The ablation studies support that interpretation. In visual ablations, weak models often benefit more from replacing raw visual input with captions than from using raw visual information directly, suggesting that extraction and integration of visual evidence remain bottlenecks. In audio ablations, some weak models improve when raw audio is replaced by ASR or sound descriptions, again indicating a bottleneck in native audio understanding. The MO analysis shows degradation as question depth increases for every model, but less sharply for stronger systems; this is presented as evidence that current systems acquire perception before reasoning, and that multi-step multimodal reasoning remains the frontier (Chen et al., 21 Oct 2025).
6. Position within the multimodal benchmark landscape and stated limitations
MMAO-Bench belongs to a growing family of comprehensive multimodal benchmarks, but its specific contribution is the joint evaluation of uni-modal and omni-modal capability within one bilingual, quality-controlled framework.
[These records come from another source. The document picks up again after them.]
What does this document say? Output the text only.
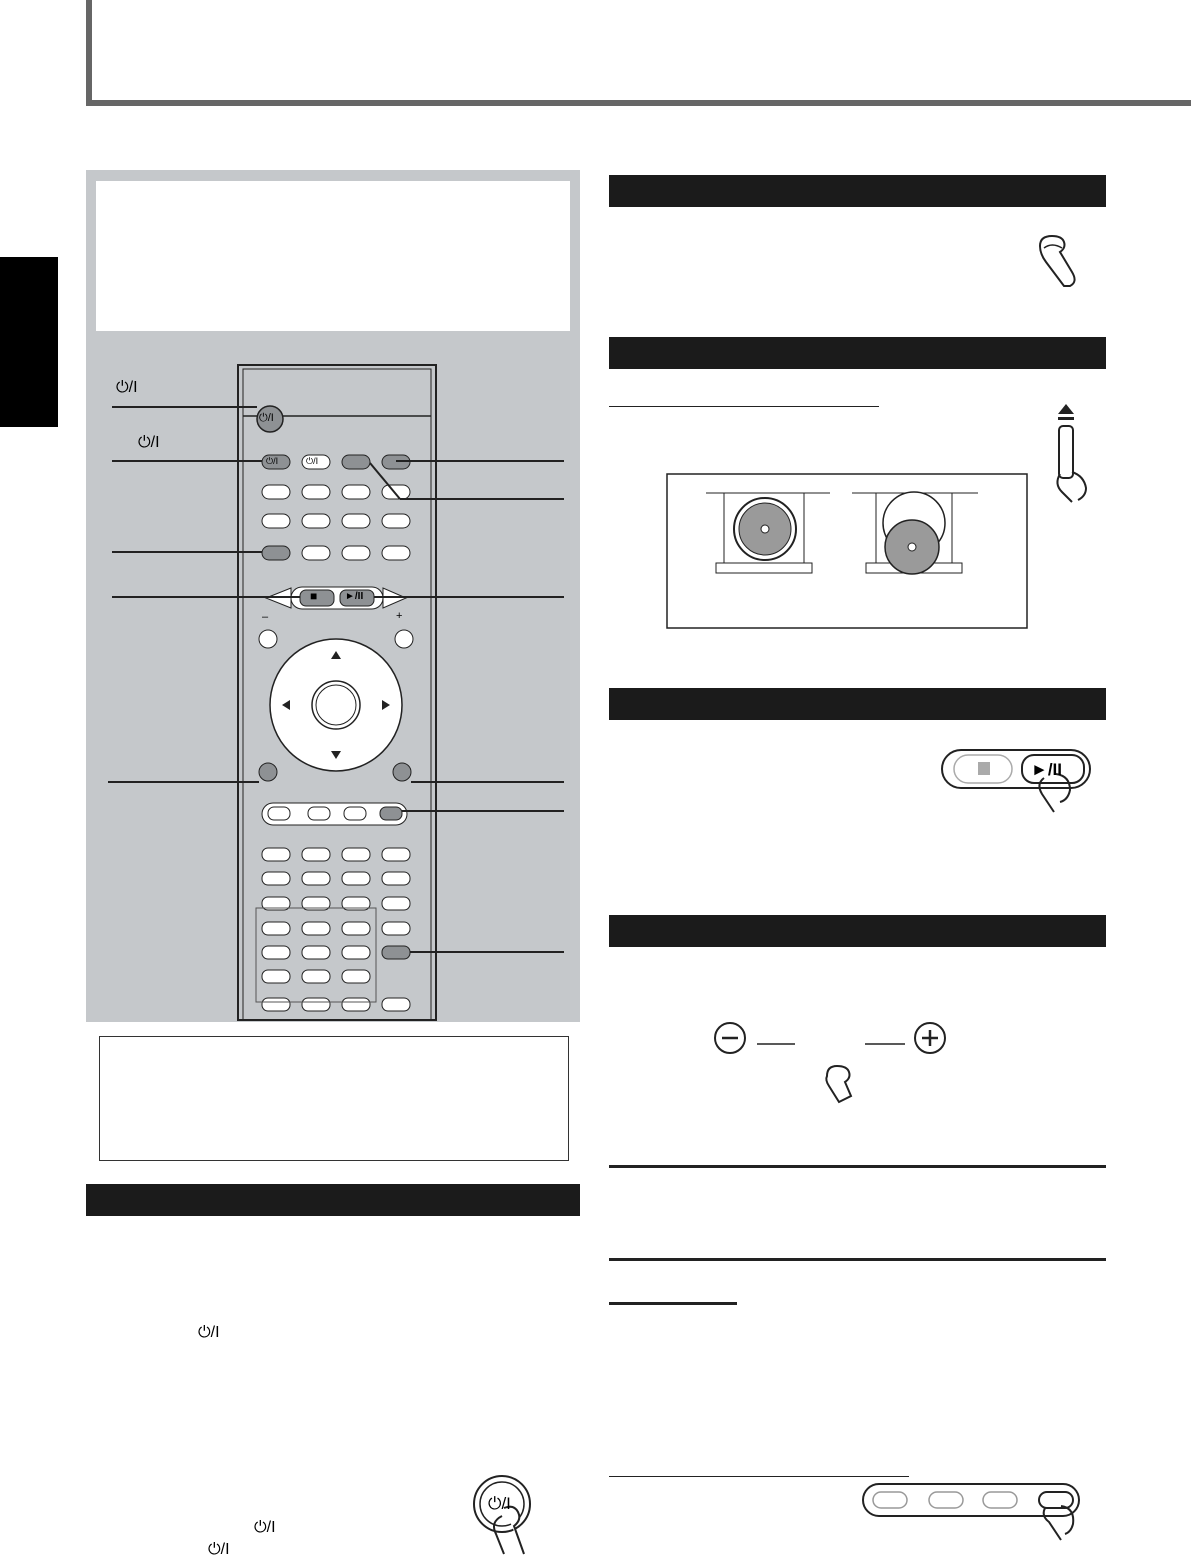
⏻/I
⏻/I
⏻/I
⏻/I	⏻/I
■	►/II
–	+
⏻/I
⏻/I
⏻/I
⏻/I
►/II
In nearby benchmark space, MMOU targets long and complex real-world videos with 15,000 questions over 9,038 videos and 13 skill categories (Goel et al., 14 Mar 2026); MEGA-Bench scales multimodal evaluation to 505 tasks and 8,186 samples with heterogeneous outputs and 45 metrics (Chen et al., 2024); UniM introduces 31,026 interleaved any-to-any instances across 7 modalities and 30 domains (Li et al., 5 Mar 2026); Uni-MMMU focuses on the bidirectional coupling of understanding and generation across 885 instances in 8 domains (Zou et al., 15 Oct 2025); and MMBench-Live addresses continuous benchmark evolution with 5.9K newly generated evaluation instances (Liu et al., 2 Jul 2026). This suggests that MMAO-Bench occupies a distinctive niche: it is narrower than the largest all-task suites, but more directly targeted at diagnosing how omni capability composes from uni-modal ability.
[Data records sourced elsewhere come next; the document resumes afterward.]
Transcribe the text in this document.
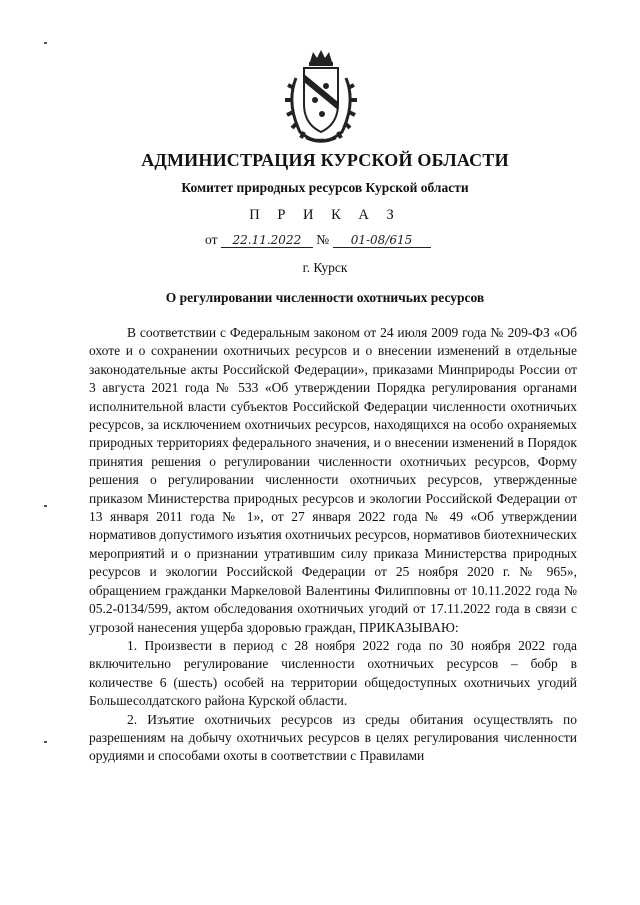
АДМИНИСТРАЦИЯ КУРСКОЙ ОБЛАСТИ
Комитет природных ресурсов Курской области
П Р И К А З
от 22.11.2022 № 01-08/615
г. Курск
О регулировании численности охотничьих ресурсов

В соответствии с Федеральным законом от 24 июля 2009 года № 209-ФЗ «Об охоте и о сохранении охотничьих ресурсов и о внесении изменений в отдельные законодательные акты Российской Федерации», приказами Минприроды России от 3 августа 2021 года № 533 «Об утверждении Порядка регулирования органами исполнительной власти субъектов Российской Федерации численности охотничьих ресурсов, за исключением охотничьих ресурсов, находящихся на особо охраняемых природных территориях федерального значения, и о внесении изменений в Порядок принятия решения о регулировании численности охотничьих ресурсов, Форму решения о регулировании численности охотничьих ресурсов, утвержденные приказом Министерства природных ресурсов и экологии Российской Федерации от 13 января 2011 года № 1», от 27 января 2022 года № 49 «Об утверждении нормативов допустимого изъятия охотничьих ресурсов, нормативов биотехнических мероприятий и о признании утратившим силу приказа Министерства природных ресурсов и экологии Российской Федерации от 25 ноября 2020 г. № 965», обращением гражданки Маркеловой Валентины Филипповны от 10.11.2022 года № 05.2-0134/599, актом обследования охотничьих угодий от 17.11.2022 года в связи с угрозой нанесения ущерба здоровью граждан, ПРИКАЗЫВАЮ:

1. Произвести в период с 28 ноября 2022 года по 30 ноября 2022 года включительно регулирование численности охотничьих ресурсов – бобр в количестве 6 (шесть) особей на территории общедоступных охотничьих угодий Большесолдатского района Курской области.

2. Изъятие охотничьих ресурсов из среды обитания осуществлять по разрешениям на добычу охотничьих ресурсов в целях регулирования численности орудиями и способами охоты в соответствии с Правилами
The paper also states several limitations. Despite 44 task types, ability coverage is still incomplete, especially for harder STEM and code reasoning. The benchmark does not yet include the private test set that the authors identify as future work for avoiding benchmark hacking. Although the benchmark emphasizes reduced contamination and strong data quality, public-source supplementation remains. Finally, while the proposed compositional law is a central scientific claim, it is not formalized in the main text with a precise fitted function (Chen et al., 21 Oct 2025).
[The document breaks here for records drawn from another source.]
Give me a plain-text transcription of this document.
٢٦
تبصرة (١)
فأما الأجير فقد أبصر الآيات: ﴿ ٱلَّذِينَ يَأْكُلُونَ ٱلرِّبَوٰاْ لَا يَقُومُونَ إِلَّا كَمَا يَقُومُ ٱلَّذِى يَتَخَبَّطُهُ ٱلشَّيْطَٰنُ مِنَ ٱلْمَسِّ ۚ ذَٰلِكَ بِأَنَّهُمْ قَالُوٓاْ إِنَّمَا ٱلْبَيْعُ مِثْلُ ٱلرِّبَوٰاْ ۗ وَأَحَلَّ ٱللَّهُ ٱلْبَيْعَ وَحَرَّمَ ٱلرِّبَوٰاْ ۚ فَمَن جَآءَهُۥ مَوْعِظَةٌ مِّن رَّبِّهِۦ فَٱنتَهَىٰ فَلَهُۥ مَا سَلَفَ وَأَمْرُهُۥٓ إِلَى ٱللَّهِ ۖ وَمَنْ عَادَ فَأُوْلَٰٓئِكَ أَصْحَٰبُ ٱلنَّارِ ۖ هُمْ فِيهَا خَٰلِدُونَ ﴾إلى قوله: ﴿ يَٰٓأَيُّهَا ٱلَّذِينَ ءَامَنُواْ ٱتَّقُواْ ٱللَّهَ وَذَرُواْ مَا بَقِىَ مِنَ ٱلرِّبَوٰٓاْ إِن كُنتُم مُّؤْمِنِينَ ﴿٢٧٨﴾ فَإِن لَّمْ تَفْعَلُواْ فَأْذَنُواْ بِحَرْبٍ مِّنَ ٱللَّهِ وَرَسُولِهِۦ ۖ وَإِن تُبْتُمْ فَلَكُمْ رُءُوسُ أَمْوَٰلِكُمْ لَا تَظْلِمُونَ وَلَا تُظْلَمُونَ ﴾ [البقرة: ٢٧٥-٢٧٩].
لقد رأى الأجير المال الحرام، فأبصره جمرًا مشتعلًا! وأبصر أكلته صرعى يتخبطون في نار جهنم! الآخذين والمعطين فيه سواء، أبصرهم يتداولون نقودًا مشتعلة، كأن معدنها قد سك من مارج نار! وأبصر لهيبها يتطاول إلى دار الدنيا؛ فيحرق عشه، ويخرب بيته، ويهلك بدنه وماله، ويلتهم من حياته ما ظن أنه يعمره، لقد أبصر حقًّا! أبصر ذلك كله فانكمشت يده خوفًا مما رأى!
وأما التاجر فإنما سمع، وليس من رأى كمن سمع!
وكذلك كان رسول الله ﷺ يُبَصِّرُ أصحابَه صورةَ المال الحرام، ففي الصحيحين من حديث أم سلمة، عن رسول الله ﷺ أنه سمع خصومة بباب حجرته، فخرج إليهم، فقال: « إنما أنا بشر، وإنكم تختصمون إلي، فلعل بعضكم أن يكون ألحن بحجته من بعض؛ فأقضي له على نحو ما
Taken together, these features make MMAO-Bench a benchmark for studying multimodal capability composition rather than merely multimodal task breadth. Its central contribution is not only that it evaluates image, video, audio, and language together, but that it does so in a way intended to separate uni-modal strength, cross-modal dependence, alignment difficulty, and multi-step omni-modal reasoning failure modes.